Thermochemical cycles produce hydrogen through a series of chemical reactions where the net result is the production of hydrogen and oxygen from water at much lower temperatures than from direct thermal decomposition. All chemicals within the cycle are recycled and the heat to drive the reactions, which tend to be endothermic, must be provided by a primary energy source. When the primary energy driver is nuclear or solar heat, hydrogen can be generated without producing greenhouse gasses, and can provide independence from our dwindling supplies of fossil fuels.
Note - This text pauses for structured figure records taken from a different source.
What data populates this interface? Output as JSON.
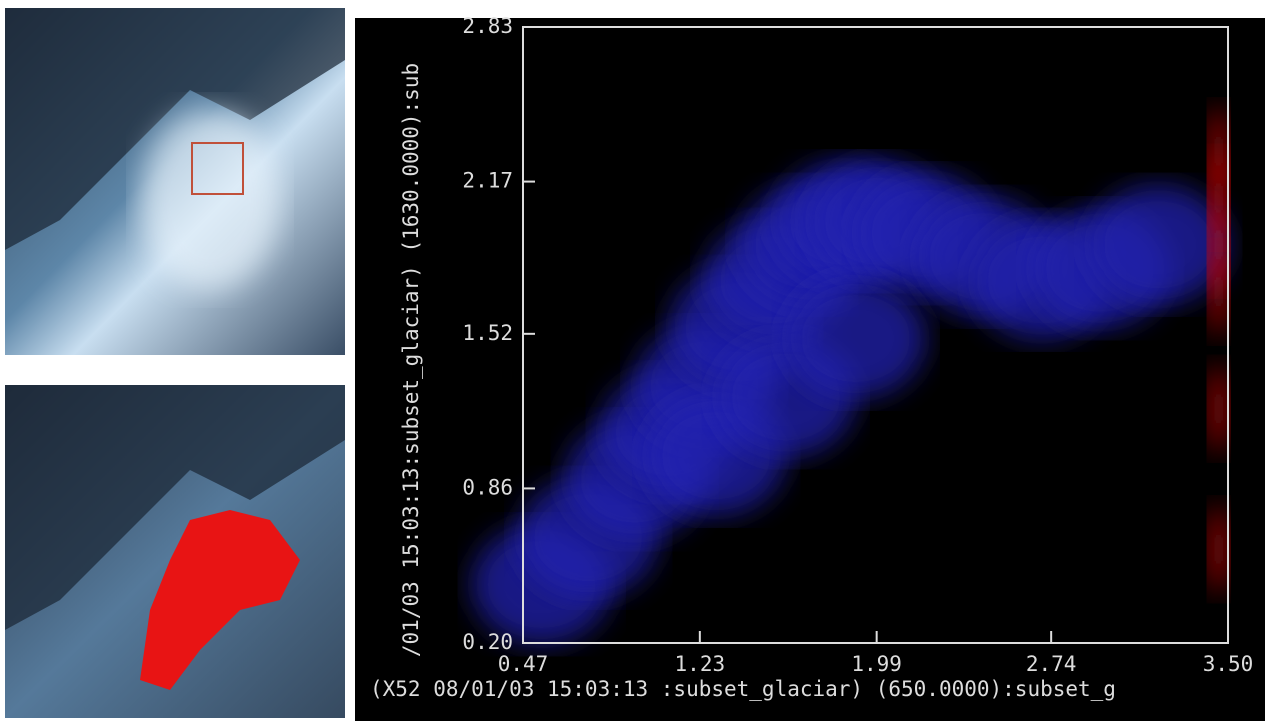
{
  "chart_data": {
    "type": "scatter",
    "x_label": "(X52 08/01/03 15:03:13 :subset_glaciar) (650.0000):subset_g",
    "y_label": "/01/03 15:03:13:subset_glaciar) (1630.0000):sub",
    "xlim": [
      0.47,
      3.5
    ],
    "xticks": [
      0.47,
      1.23,
      1.99,
      2.74,
      {
        "value": 3.5,
        "label": "3.50"
      }
    ],
    "ylim": [
      0.2,
      2.83
    ],
    "yticks": [
      {
        "value": 0.2,
        "label": "0.20"
      },
      0.86,
      1.52,
      2.17,
      2.83
    ],
    "series": [
      {
        "color": "#2424b0",
        "x": [
          0.55,
          0.75,
          0.95,
          1.1,
          1.25,
          1.4,
          1.55,
          1.7,
          1.85,
          2.0,
          2.2,
          2.45,
          2.7,
          2.95,
          3.2,
          1.3,
          1.6,
          1.9
        ],
        "values": [
          0.45,
          0.65,
          0.9,
          1.1,
          1.3,
          1.55,
          1.75,
          1.9,
          2.0,
          2.0,
          1.95,
          1.85,
          1.75,
          1.8,
          1.9,
          1.0,
          1.25,
          1.5
        ]
      },
      {
        "color": "#e01010",
        "x": [
          3.46,
          3.46,
          3.46,
          3.46,
          3.46,
          3.46
        ],
        "values": [
          2.3,
          2.1,
          1.9,
          1.7,
          1.2,
          0.6
        ]
      }
    ]
  }
}
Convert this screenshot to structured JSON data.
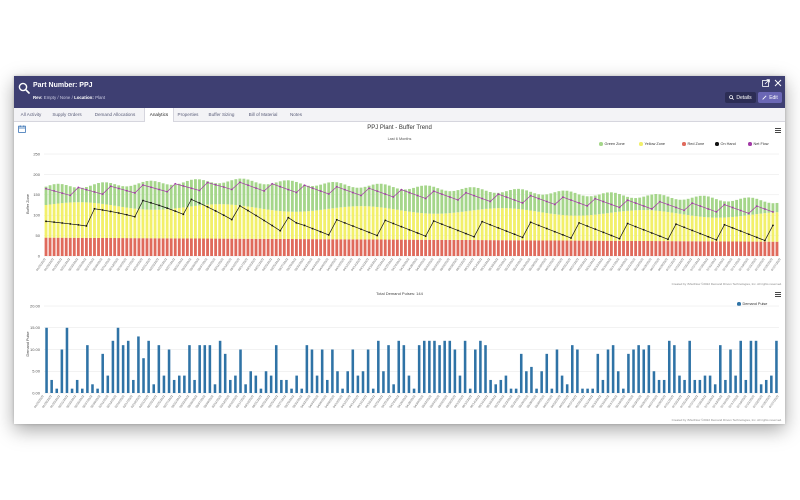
{
  "header": {
    "title": "Part Number: PPJ",
    "rev_label": "Rev:",
    "rev_value": "Empty / None",
    "location_label": "Location:",
    "location_value": "Plant",
    "details_label": "Details",
    "edit_label": "Edit"
  },
  "tabs": [
    {
      "label": "All Activity"
    },
    {
      "label": "Supply Orders"
    },
    {
      "label": "Demand Allocations"
    },
    {
      "label": "Analytics",
      "active": true
    },
    {
      "label": "Properties"
    },
    {
      "label": "Buffer Sizing"
    },
    {
      "label": "Bill of Material"
    },
    {
      "label": "Notes"
    }
  ],
  "colors": {
    "header_bg": "#3e3f72",
    "green_zone": "#a5d68a",
    "yellow_zone": "#f2f06a",
    "red_zone": "#e06a5c",
    "on_hand": "#111111",
    "net_flow": "#a23aa6",
    "demand_pulse": "#2f73a6",
    "edit_button": "#6b67b5"
  },
  "chart_data": [
    {
      "type": "bar",
      "stacked": true,
      "title": "PPJ Plant - Buffer Trend",
      "subtitle": "Last 6 Months",
      "ylabel": "Buffer Zone",
      "ylim": [
        0,
        250
      ],
      "yticks": [
        0,
        50,
        100,
        150,
        200,
        250
      ],
      "grid": true,
      "legend_position": "top-right",
      "credit": "Created by iShutFlow ©2022 Demand Driven Technologies, Inc. All rights reserved.",
      "x_start": "01/26/2022",
      "x_end": "07/27/2022",
      "x_label_step_days": 2,
      "days": 182,
      "series": [
        {
          "name": "Green Zone",
          "kind": "bar",
          "color": "#a5d68a",
          "summary": {
            "top_start": 170,
            "top_peak": 185,
            "top_end": 135
          }
        },
        {
          "name": "Yellow Zone",
          "kind": "bar",
          "color": "#f2f06a",
          "summary": {
            "top_start": 125,
            "top_end": 100
          }
        },
        {
          "name": "Red Zone",
          "kind": "bar",
          "color": "#e06a5c",
          "summary": {
            "level_start": 45,
            "level_end": 35
          }
        },
        {
          "name": "On Hand",
          "kind": "line",
          "color": "#111111",
          "summary": {
            "min": 5,
            "max": 145
          }
        },
        {
          "name": "Net Flow",
          "kind": "line",
          "color": "#a23aa6",
          "summary": {
            "min": 95,
            "max": 185
          }
        }
      ]
    },
    {
      "type": "bar",
      "title": "Total Demand Pulses: 144",
      "ylabel": "Demand Pulse",
      "ylim": [
        0,
        20
      ],
      "yticks": [
        "0.00",
        "5.00",
        "10.00",
        "15.00",
        "20.00"
      ],
      "grid": true,
      "legend_position": "top-right",
      "credit": "Created by iShutFlow ©2022 Demand Driven Technologies, Inc. All rights reserved.",
      "x_start": "01/26/2022",
      "x_end": "07/27/2022",
      "series": [
        {
          "name": "Demand Pulse",
          "color": "#2f73a6",
          "values": [
            15,
            3,
            1,
            10,
            15,
            1,
            3,
            1,
            11,
            2,
            1,
            9,
            4,
            12,
            15,
            11,
            12,
            3,
            13,
            8,
            12,
            2,
            11,
            4,
            10,
            3,
            4,
            4,
            11,
            3,
            11,
            11,
            11,
            2,
            12,
            9,
            3,
            4,
            10,
            2,
            5,
            4,
            1,
            5,
            4,
            11,
            3,
            3,
            1,
            4,
            1,
            11,
            10,
            4,
            10,
            3,
            10,
            5,
            1,
            5,
            10,
            4,
            5,
            10,
            1,
            12,
            5,
            11,
            2,
            12,
            11,
            4,
            1,
            11,
            12,
            12,
            12,
            11,
            12,
            12,
            10,
            4,
            12,
            1,
            10,
            12,
            11,
            3,
            2,
            3,
            4,
            1,
            1,
            9,
            5,
            6,
            1,
            5,
            9,
            1,
            10,
            4,
            2,
            11,
            10,
            1,
            1,
            1,
            9,
            3,
            10,
            11,
            5,
            1,
            9,
            10,
            11,
            10,
            11,
            5,
            3,
            3,
            12,
            11,
            4,
            3,
            12,
            3,
            3,
            4,
            4,
            2,
            11,
            3,
            10,
            4,
            12,
            3,
            12,
            12,
            2,
            3,
            4,
            12
          ]
        }
      ]
    }
  ]
}
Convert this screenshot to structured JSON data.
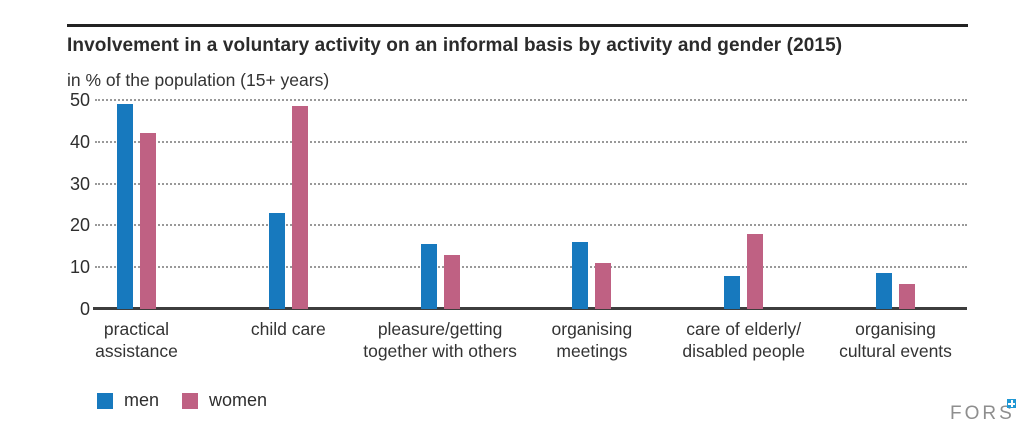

Among the high number of thermochemical water-splitting cycles proposed in the literature, the Sulfur-Iodine (S-I) cycle has generated considerable interest. The S-I cycle consists of three simultaneous reactions; the decomposition of hydroiodic acid (HI) to produce hydrogen and generate iodine for recycle, the decomposition of sulfuric acid to produce oxygen and generate SO2 for recycle, and a main reaction where water and the recycle chemicals react to regenerate HI and sulfuric acid. Both the hydroiodic acid decomposition and the sulfuric acid decomposition reactions require a catalyst to achieve significant rates and product yields at expected operating temperatures.

This paper will focus primarily on catalysts that have been examined for the sulfuric acid decomposition reaction. Activities, stabilities, and material properties changes of several metal oxides, perovskites, and supported platinum group metal catalysts will be presented.